At the Chinese hotels and restaurants special rooms were set aside
for Mah Jong games, and also for those who wished to smoke
opium; these provided couches with small tables beside them,
both I think made of blackwood and marble. Opium was smoked
while reclining, and the little tables were for preparing the opium
There is a memory of being stranded on a beach when we were
very young. I think it was at Lyemun Bay. Our launch had to
go away on business and the coxswain promised to return soon.
Afternoon came, and no launch - and evening came, and still
no launch! The sun set and darkness began to fall. We all
sat at the top of the beach, waiting and wondering. The night
insects came out and began to make buzzing noises in the
bushes behind us. How thankful we were when the launch arrived
Our newspapers were the South China Morning Post, the Hong
Kong Telegraph, and the China Mail. Young Chinese boys sold
them in the streets, calling out "Mor Po", "Te Ga", "Chai Mei"!

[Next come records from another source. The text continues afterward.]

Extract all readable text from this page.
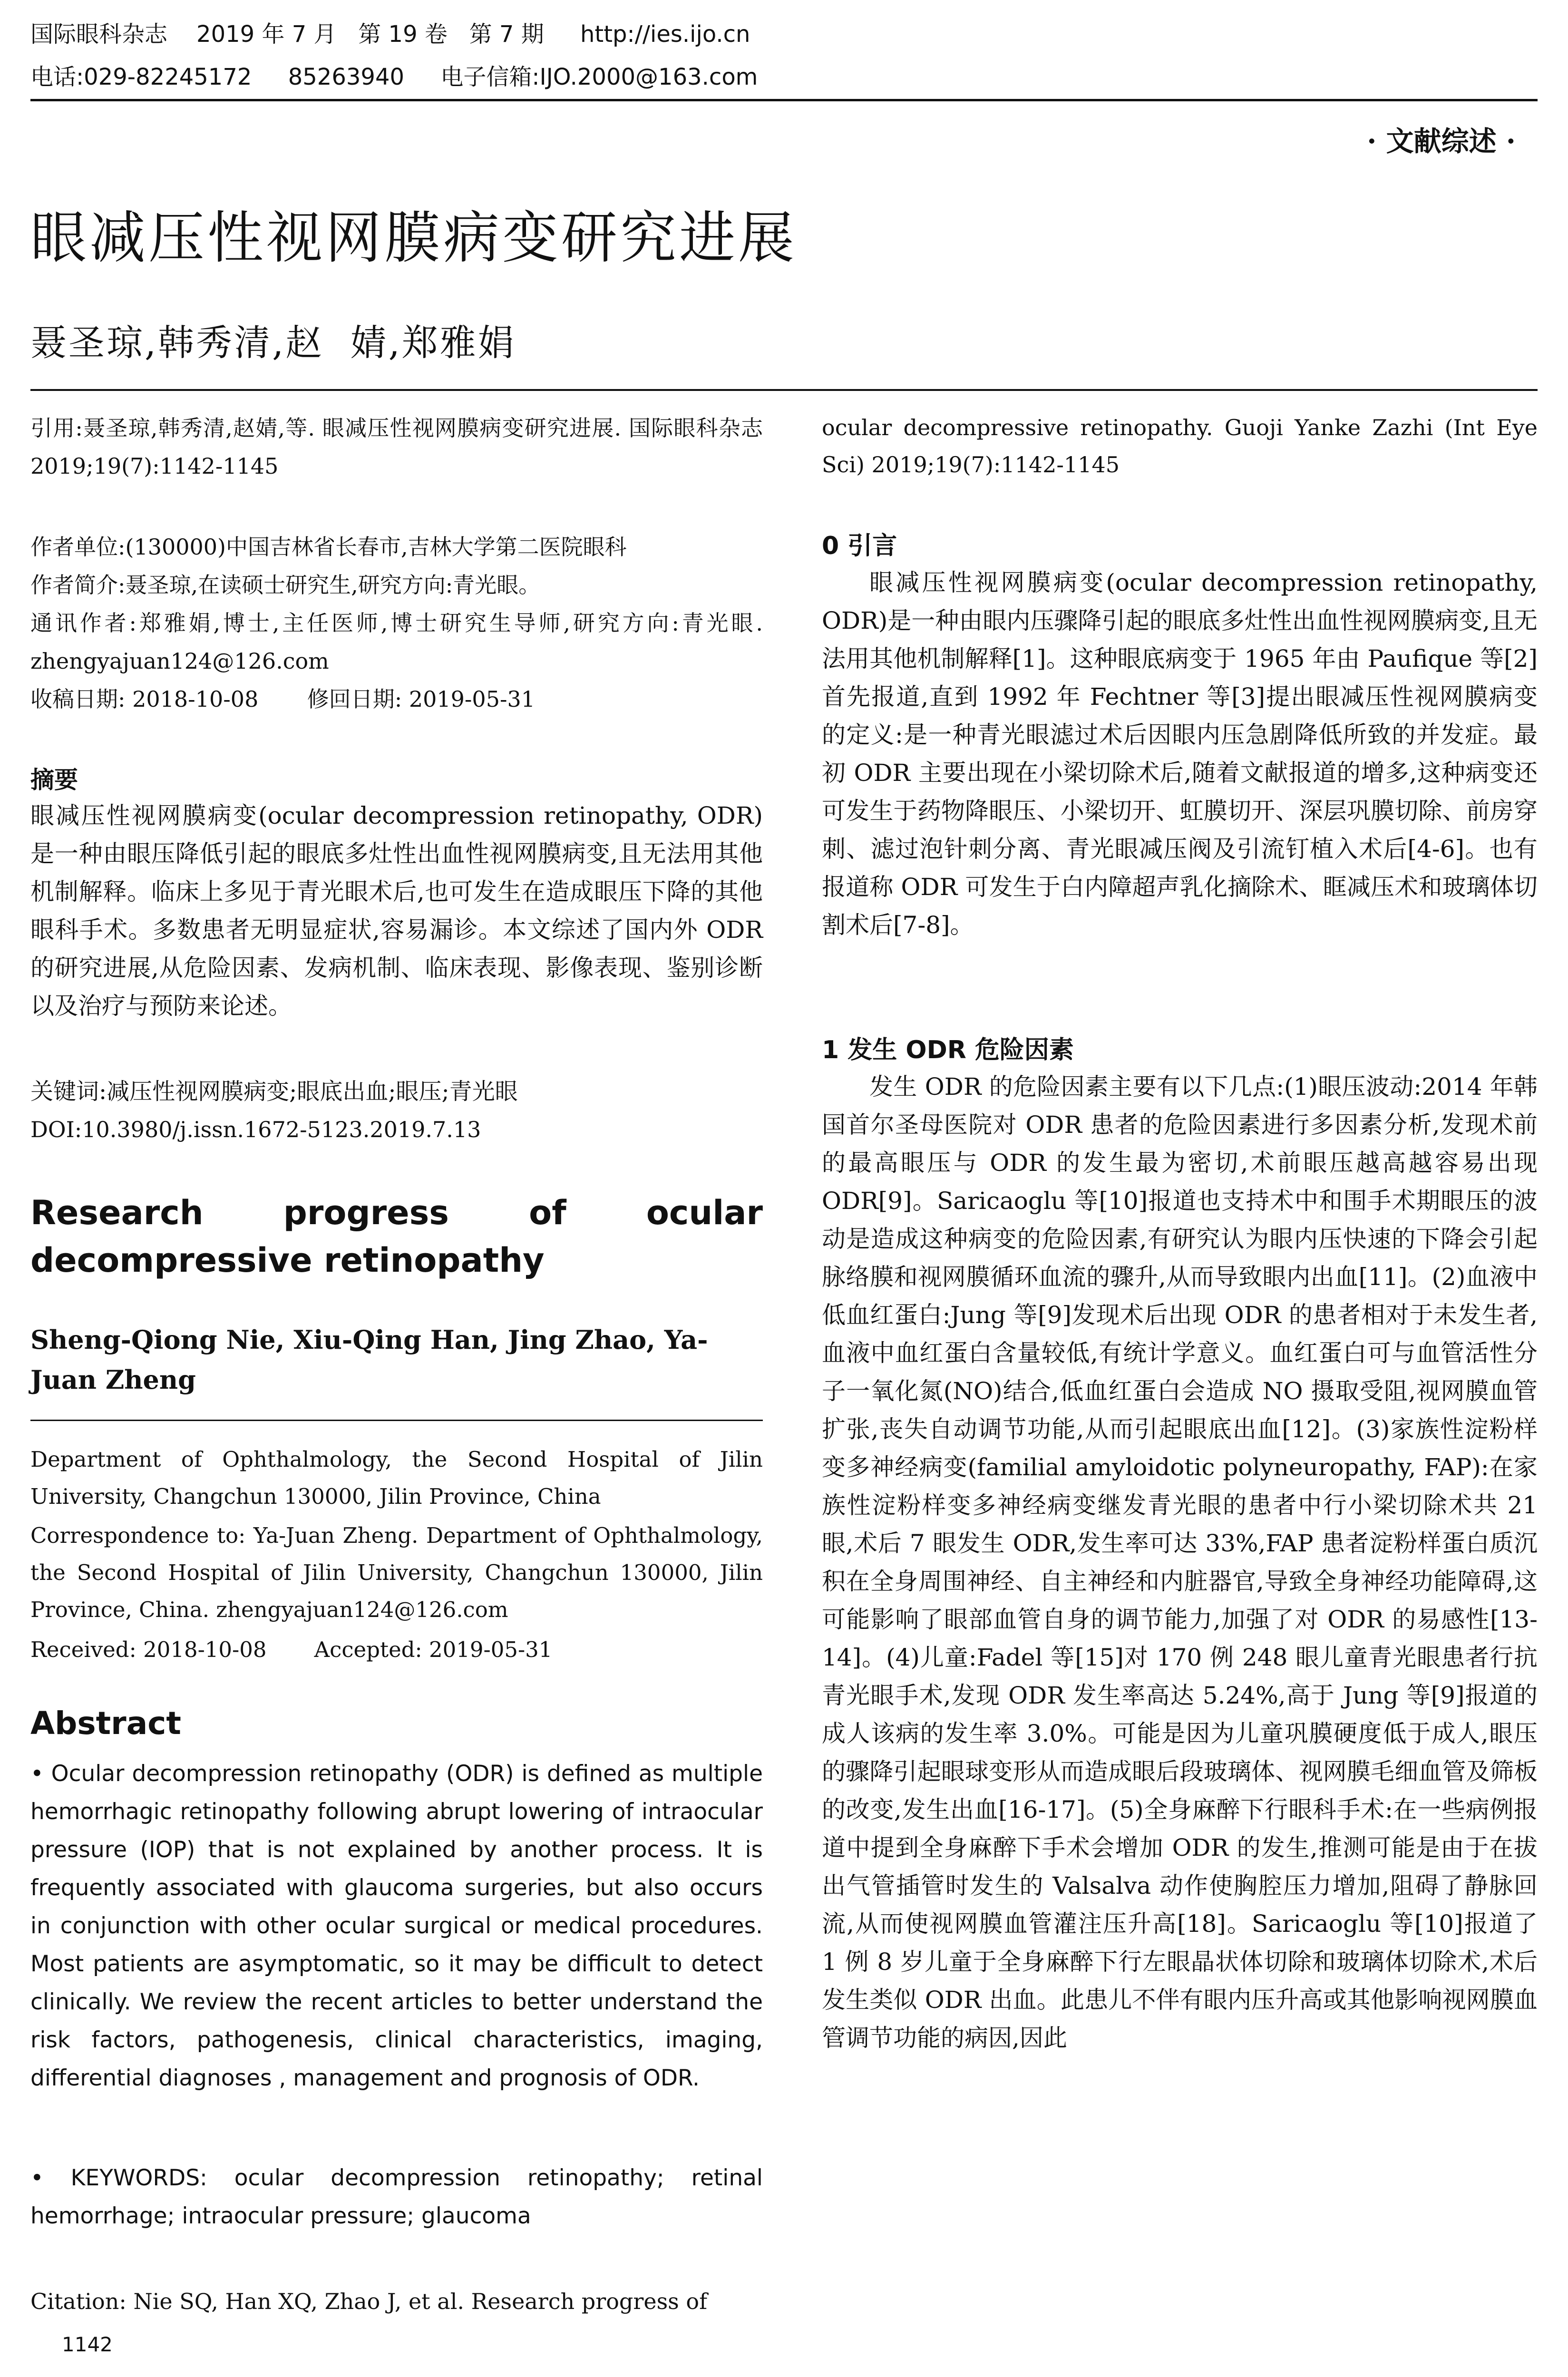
国际眼科杂志    2019 年 7 月   第 19 卷   第 7 期     http://ies.ijo.cn
电话:029-82245172     85263940     电子信箱:IJO.2000@163.com
· 文献综述 ·
眼减压性视网膜病变研究进展
聂圣琼,韩秀清,赵  婧,郑雅娟

引用:聂圣琼,韩秀清,赵婧,等. 眼减压性视网膜病变研究进展. 国际眼科杂志 2019;19(7):1142-1145

作者单位:(130000)中国吉林省长春市,吉林大学第二医院眼科

作者简介:聂圣琼,在读硕士研究生,研究方向:青光眼。

通讯作者:郑雅娟,博士,主任医师,博士研究生导师,研究方向:青光眼. zhengyajuan124@126.com

收稿日期: 2018-10-08       修回日期: 2019-05-31

摘要

眼减压性视网膜病变(ocular decompression retinopathy, ODR)是一种由眼压降低引起的眼底多灶性出血性视网膜病变,且无法用其他机制解释。临床上多见于青光眼术后,也可发生在造成眼压下降的其他眼科手术。多数患者无明显症状,容易漏诊。本文综述了国内外 ODR 的研究进展,从危险因素、发病机制、临床表现、影像表现、鉴别诊断以及治疗与预防来论述。

关键词:减压性视网膜病变;眼底出血;眼压;青光眼

DOI:10.3980/j.issn.1672-5123.2019.7.13

Research progress of ocular decompressive retinopathy

Sheng-Qiong Nie, Xiu-Qing Han, Jing Zhao, Ya-Juan Zheng

Department of Ophthalmology, the Second Hospital of Jilin University, Changchun 130000, Jilin Province, China

Correspondence to: Ya-Juan Zheng. Department of Ophthalmology, the Second Hospital of Jilin University, Changchun 130000, Jilin Province, China. zhengyajuan124@126.com

Received: 2018-10-08       Accepted: 2019-05-31

Abstract

• Ocular decompression retinopathy (ODR) is defined as multiple hemorrhagic retinopathy following abrupt lowering of intraocular pressure (IOP) that is not explained by another process. It is frequently associated with glaucoma surgeries, but also occurs in conjunction with other ocular surgical or medical procedures. Most patients are asymptomatic, so it may be difficult to detect clinically. We review the recent articles to better understand the risk factors, pathogenesis, clinical characteristics, imaging, differential diagnoses , management and prognosis of ODR.

• KEYWORDS: ocular decompression retinopathy; retinal hemorrhage; intraocular pressure; glaucoma

Citation: Nie SQ, Han XQ, Zhao J, et al. Research progress of

ocular decompressive retinopathy. Guoji Yanke Zazhi (Int Eye Sci) 2019;19(7):1142-1145

0 引言

眼减压性视网膜病变(ocular decompression retinopathy, ODR)是一种由眼内压骤降引起的眼底多灶性出血性视网膜病变,且无法用其他机制解释[1]。这种眼底病变于 1965 年由 Paufique 等[2]首先报道,直到 1992 年 Fechtner 等[3]提出眼减压性视网膜病变的定义:是一种青光眼滤过术后因眼内压急剧降低所致的并发症。最初 ODR 主要出现在小梁切除术后,随着文献报道的增多,这种病变还可发生于药物降眼压、小梁切开、虹膜切开、深层巩膜切除、前房穿刺、滤过泡针刺分离、青光眼减压阀及引流钉植入术后[4-6]。也有报道称 ODR 可发生于白内障超声乳化摘除术、眶减压术和玻璃体切割术后[7-8]。

1 发生 ODR 危险因素

发生 ODR 的危险因素主要有以下几点:(1)眼压波动:2014 年韩国首尔圣母医院对 ODR 患者的危险因素进行多因素分析,发现术前的最高眼压与 ODR 的发生最为密切,术前眼压越高越容易出现 ODR[9]。Saricaoglu 等[10]报道也支持术中和围手术期眼压的波动是造成这种病变的危险因素,有研究认为眼内压快速的下降会引起脉络膜和视网膜循环血流的骤升,从而导致眼内出血[11]。(2)血液中低血红蛋白:Jung 等[9]发现术后出现 ODR 的患者相对于未发生者,血液中血红蛋白含量较低,有统计学意义。血红蛋白可与血管活性分子一氧化氮(NO)结合,低血红蛋白会造成 NO 摄取受阻,视网膜血管扩张,丧失自动调节功能,从而引起眼底出血[12]。(3)家族性淀粉样变多神经病变(familial amyloidotic polyneuropathy, FAP):在家族性淀粉样变多神经病变继发青光眼的患者中行小梁切除术共 21 眼,术后 7 眼发生 ODR,发生率可达 33%,FAP 患者淀粉样蛋白质沉积在全身周围神经、自主神经和内脏器官,导致全身神经功能障碍,这可能影响了眼部血管自身的调节能力,加强了对 ODR 的易感性[13-14]。(4)儿童:Fadel 等[15]对 170 例 248 眼儿童青光眼患者行抗青光眼手术,发现 ODR 发生率高达 5.24%,高于 Jung 等[9]报道的成人该病的发生率 3.0%。可能是因为儿童巩膜硬度低于成人,眼压的骤降引起眼球变形从而造成眼后段玻璃体、视网膜毛细血管及筛板的改变,发生出血[16-17]。(5)全身麻醉下行眼科手术:在一些病例报道中提到全身麻醉下手术会增加 ODR 的发生,推测可能是由于在拔出气管插管时发生的 Valsalva 动作使胸腔压力增加,阻碍了静脉回流,从而使视网膜血管灌注压升高[18]。Saricaoglu 等[10]报道了 1 例 8 岁儿童于全身麻醉下行左眼晶状体切除和玻璃体切除术,术后发生类似 ODR 出血。此患儿不伴有眼内压升高或其他影响视网膜血管调节功能的病因,因此

1142
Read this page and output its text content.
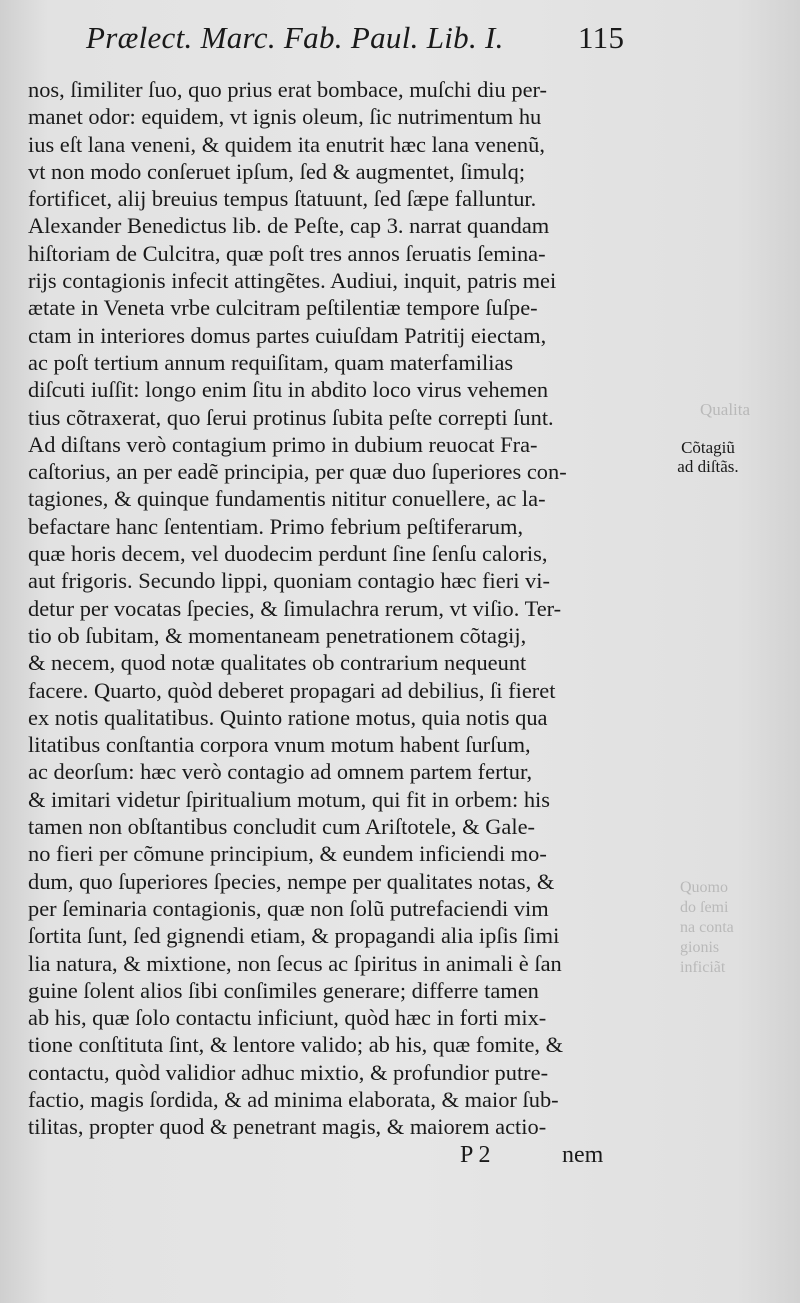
Prælect. Marc. Fab. Paul. Lib. I. 115
nos, ſimiliter ſuo, quo prius erat bombace, muſchi diu per-
manet odor: equidem, vt ignis oleum, ſic nutrimentum hu
ius eſt lana veneni, & quidem ita enutrit hæc lana venenũ,
vt non modo conſeruet ipſum, ſed & augmentet, ſimulq;
fortificet, alij breuius tempus ſtatuunt, ſed ſæpe falluntur.
Alexander Benedictus lib. de Peſte, cap 3. narrat quandam
hiſtoriam de Culcitra, quæ poſt tres annos ſeruatis ſemina-
rijs contagionis infecit attingẽtes. Audiui, inquit, patris mei
ætate in Veneta vrbe culcitram peſtilentiæ tempore ſuſpe-
ctam in interiores domus partes cuiuſdam Patritij eiectam,
ac poſt tertium annum requiſitam, quam materfamilias
diſcuti iuſſit: longo enim ſitu in abdito loco virus vehemen
tius cõtraxerat, quo ſerui protinus ſubita peſte correpti ſunt.
Ad diſtans verò contagium primo in dubium reuocat Fra-
caſtorius, an per eadẽ principia, per quæ duo ſuperiores con-
tagiones, & quinque fundamentis nititur conuellere, ac la-
befactare hanc ſententiam. Primo febrium peſtiferarum,
quæ horis decem, vel duodecim perdunt ſine ſenſu caloris,
aut frigoris. Secundo lippi, quoniam contagio hæc fieri vi-
detur per vocatas ſpecies, & ſimulachra rerum, vt viſio. Ter-
tio ob ſubitam, & momentaneam penetrationem cõtagij,
& necem, quod notæ qualitates ob contrarium nequeunt
facere. Quarto, quòd deberet propagari ad debilius, ſi fieret
ex notis qualitatibus. Quinto ratione motus, quia notis qua
litatibus conſtantia corpora vnum motum habent ſurſum,
ac deorſum: hæc verò contagio ad omnem partem fertur,
& imitari videtur ſpiritualium motum, qui fit in orbem: his
tamen non obſtantibus concludit cum Ariſtotele, & Gale-
no fieri per cõmune principium, & eundem inficiendi mo-
dum, quo ſuperiores ſpecies, nempe per qualitates notas, &
per ſeminaria contagionis, quæ non ſolũ putrefaciendi vim
ſortita ſunt, ſed gignendi etiam, & propagandi alia ipſis ſimi
lia natura, & mixtione, non ſecus ac ſpiritus in animali è ſan
guine ſolent alios ſibi conſimiles generare; differre tamen
ab his, quæ ſolo contactu inficiunt, quòd hæc in forti mix-
tione conſtituta ſint, & lentore valido; ab his, quæ fomite, &
contactu, quòd validior adhuc mixtio, & profundior putre-
factio, magis ſordida, & ad minima elaborata, & maior ſub-
tilitas, propter quod & penetrant magis, & maiorem actio-
Cõtagiũ
ad diſtãs.
Qualita
Quomo
do ſemi
na conta
gionis
inficiãt
P 2	nem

Our favourite fruits were the laichees, persimmons and tangerines,
and all the children loved the sweet juicy sugar cane. It was
sold in pieces several inches long, and we bit off pieces and
after chewing them spat the remains out on the ground.
Causeway Bay near our Convent was a typhoon shelter for junks
and sampans, being an especially sheltered bay. It was a
favourite place at all times with the junk people - those who
lived their whole lives in junks - and we would see their
sampans yulo-ing people back and forth to the junks. A sampan
was propelled by a man or woman standing, moving the single
oar back and forth - this was to "yulo". We saw the fishermen
pulling in their nets, wearing the usual large straw hats,
white jackets and black or brown trousers.
Typhoons were awe-inspiring happenings. At the first sign of
the coming of a typhoon, signals were hoisted, so that people
could prepare, The sampan and junk people took their boats to
the typhoon shelters, and the Naval and merchant ships went to
the middle of the harbour to "ride out" the storm. Typhoons
came in the heat of the summer. At first there was a queer
stillness, a dark grey sky and a little rain.
Offices and shops closed, and everyone hurried to catch the
last ferries or trams to get home. Then the last signal went
up, and our houses were made safe by closing and barring
the wooden shutters over the windows, and shutting every
door. The rain came, and the wind started blowing, harder and
harder. It was so hot indoors with everything closed up, we
felt stifled. And the wind howled and shrieked, and trees
were uprooted, branches torn off, and everything loose in the
streets would fly. People were knocked over - you couldn't stand
in such a wind - and sometimes ships were sunk in the
harbour. Once Audrey and I tried to go outside our house in a
typhoon, but we were soon knocked over and had to crawl back
indoors. We were lucky not to be hit by flying debris.
In a few hours the typhoon was over, and people left the
shelter of buildings to see the most awful scenes of devastation.
Trees and branches and pieces of houses and all kinds of
things lying about, and everything was wet, and the air felt hot
and wet too. "Typhoon" comes from the Chinese "dai fung",
meaning "big wind".
Cloth Street was a collection of little open-fronted shops, selling
pretty flowered cotton material in great variety. The Chinese
women bought cloth here for their dresses, and we did too
when we needed something unusual. Once Audrey and I went to a fancy dress party dressed as "Early Victorian" ladies, wearing
elaborate gowns made by our tailor and his assistants out
of material from Cloth Street. But they were used to making our
long evening dresses, so nothing deterred these clever men.